Contents:
- 1. Tables
- 2. Introduction
- 3. Approach Used
- 4. Definitions Used
- 5. Analogue-Born content problems
- 6. Born-Digital Content Problems
- 6.1 Digital video tapes problems
- 6.2 Other digital carriers problems
- 6.3 Digital video transmission problems
- 6.4 Digital video files problems
- 7. System problems and mitigation procedures
- 7.1 System risks
- 7.2 Mitigation procedures
- 8. Conclusions
- 9. Glossary
This report describes a variety of ways that things that can go wrong with digital audiovisual material managed and accessed in a digital repository. It presents evidence collected on various kinds of damage and describes the impact on the material’s visual and aural properties such damage can have. After an introduction to the DAVID project in section two, section three goes on to describe the approach used for obtaining information related to data damage in the audiovisual domain. Section four presents some definitions for clarity. Section five describes the problems that can be found in digital files that were created from analogue sources. Section six documents problems identified affecting born-digital content. Section seven addresses system-originated problems, and offers some procedures that may mitigate such problems. The conclusion follows in section eight.

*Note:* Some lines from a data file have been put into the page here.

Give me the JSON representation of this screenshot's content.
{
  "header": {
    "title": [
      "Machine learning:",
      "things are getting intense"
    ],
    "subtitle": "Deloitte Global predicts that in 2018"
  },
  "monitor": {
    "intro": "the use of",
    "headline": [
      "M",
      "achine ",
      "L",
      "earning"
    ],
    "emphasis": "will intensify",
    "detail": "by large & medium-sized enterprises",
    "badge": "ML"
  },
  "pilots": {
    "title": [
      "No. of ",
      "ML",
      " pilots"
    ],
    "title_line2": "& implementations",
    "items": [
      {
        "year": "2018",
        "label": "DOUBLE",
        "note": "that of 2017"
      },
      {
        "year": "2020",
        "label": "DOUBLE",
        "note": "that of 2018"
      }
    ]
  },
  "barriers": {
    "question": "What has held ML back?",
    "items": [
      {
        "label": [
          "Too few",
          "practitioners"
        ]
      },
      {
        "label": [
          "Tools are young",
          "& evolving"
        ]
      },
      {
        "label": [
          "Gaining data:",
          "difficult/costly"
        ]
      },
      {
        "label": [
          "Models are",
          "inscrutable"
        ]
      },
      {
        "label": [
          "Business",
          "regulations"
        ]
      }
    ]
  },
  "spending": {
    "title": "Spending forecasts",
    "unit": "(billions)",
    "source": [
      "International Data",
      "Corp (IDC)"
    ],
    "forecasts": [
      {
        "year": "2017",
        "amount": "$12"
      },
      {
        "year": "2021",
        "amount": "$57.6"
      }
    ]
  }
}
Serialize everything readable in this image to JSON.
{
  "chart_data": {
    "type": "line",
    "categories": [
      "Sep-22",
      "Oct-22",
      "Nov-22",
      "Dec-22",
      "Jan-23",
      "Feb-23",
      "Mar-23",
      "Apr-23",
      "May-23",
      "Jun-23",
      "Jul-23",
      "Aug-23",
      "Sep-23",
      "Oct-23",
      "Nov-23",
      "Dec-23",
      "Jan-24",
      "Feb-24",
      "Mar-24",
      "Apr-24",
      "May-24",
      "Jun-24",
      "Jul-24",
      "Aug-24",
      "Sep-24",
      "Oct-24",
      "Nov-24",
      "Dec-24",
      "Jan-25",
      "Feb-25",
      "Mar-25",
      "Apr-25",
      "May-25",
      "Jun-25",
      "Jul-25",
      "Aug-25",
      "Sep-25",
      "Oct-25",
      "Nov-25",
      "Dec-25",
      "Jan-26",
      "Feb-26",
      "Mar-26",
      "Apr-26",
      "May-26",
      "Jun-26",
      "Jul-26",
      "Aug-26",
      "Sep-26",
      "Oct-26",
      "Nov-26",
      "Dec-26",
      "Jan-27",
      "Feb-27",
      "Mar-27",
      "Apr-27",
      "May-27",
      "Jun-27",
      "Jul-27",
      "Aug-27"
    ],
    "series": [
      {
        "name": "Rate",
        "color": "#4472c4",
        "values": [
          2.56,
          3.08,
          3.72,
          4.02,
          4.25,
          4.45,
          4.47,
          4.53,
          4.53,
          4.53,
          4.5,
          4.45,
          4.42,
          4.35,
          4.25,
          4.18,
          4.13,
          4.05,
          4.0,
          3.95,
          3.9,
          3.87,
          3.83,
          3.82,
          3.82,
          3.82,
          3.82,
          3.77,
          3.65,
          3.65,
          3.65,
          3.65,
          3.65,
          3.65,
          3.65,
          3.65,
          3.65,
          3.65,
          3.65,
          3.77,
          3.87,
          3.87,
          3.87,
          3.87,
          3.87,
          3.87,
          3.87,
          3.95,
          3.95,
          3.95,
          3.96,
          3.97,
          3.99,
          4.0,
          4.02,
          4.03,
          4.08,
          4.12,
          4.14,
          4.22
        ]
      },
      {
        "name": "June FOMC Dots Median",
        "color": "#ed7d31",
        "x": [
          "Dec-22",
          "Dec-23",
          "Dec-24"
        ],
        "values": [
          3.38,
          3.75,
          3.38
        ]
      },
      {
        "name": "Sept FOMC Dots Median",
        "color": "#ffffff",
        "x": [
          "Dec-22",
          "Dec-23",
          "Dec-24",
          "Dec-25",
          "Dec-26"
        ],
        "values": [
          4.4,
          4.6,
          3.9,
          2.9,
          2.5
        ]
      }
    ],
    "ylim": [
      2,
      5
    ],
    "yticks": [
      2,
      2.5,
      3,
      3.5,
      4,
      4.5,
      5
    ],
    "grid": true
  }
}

This report can be used for a variety of purposes. The definiton section offers a handy classification system describing damage issues, failure modes and types of loss that could be useful for archives trying to structure and maintain a controlled vocabulary list of problems to be recorded. Besides offering a good overview of the development of digital video technology and digital video file problems (in particular inter-operability problems MXF can bring with it), it presents some different conclusions than those previously found in earlier research – for example, that although Bit Rot was acknowledged as a problem, it was considered as much less critical than System-level problems; and that the worst cases of trouble and data loss in the digital domain were actually not caused by the subsystems themselves, but by the assembly within complex systems of a large number of components, e.g. Media Assets Management (MAM) systems. The chapter offering mitigation solutions is particularly welcome. This report is important reading for staff tasked with risk assessment and mitigation.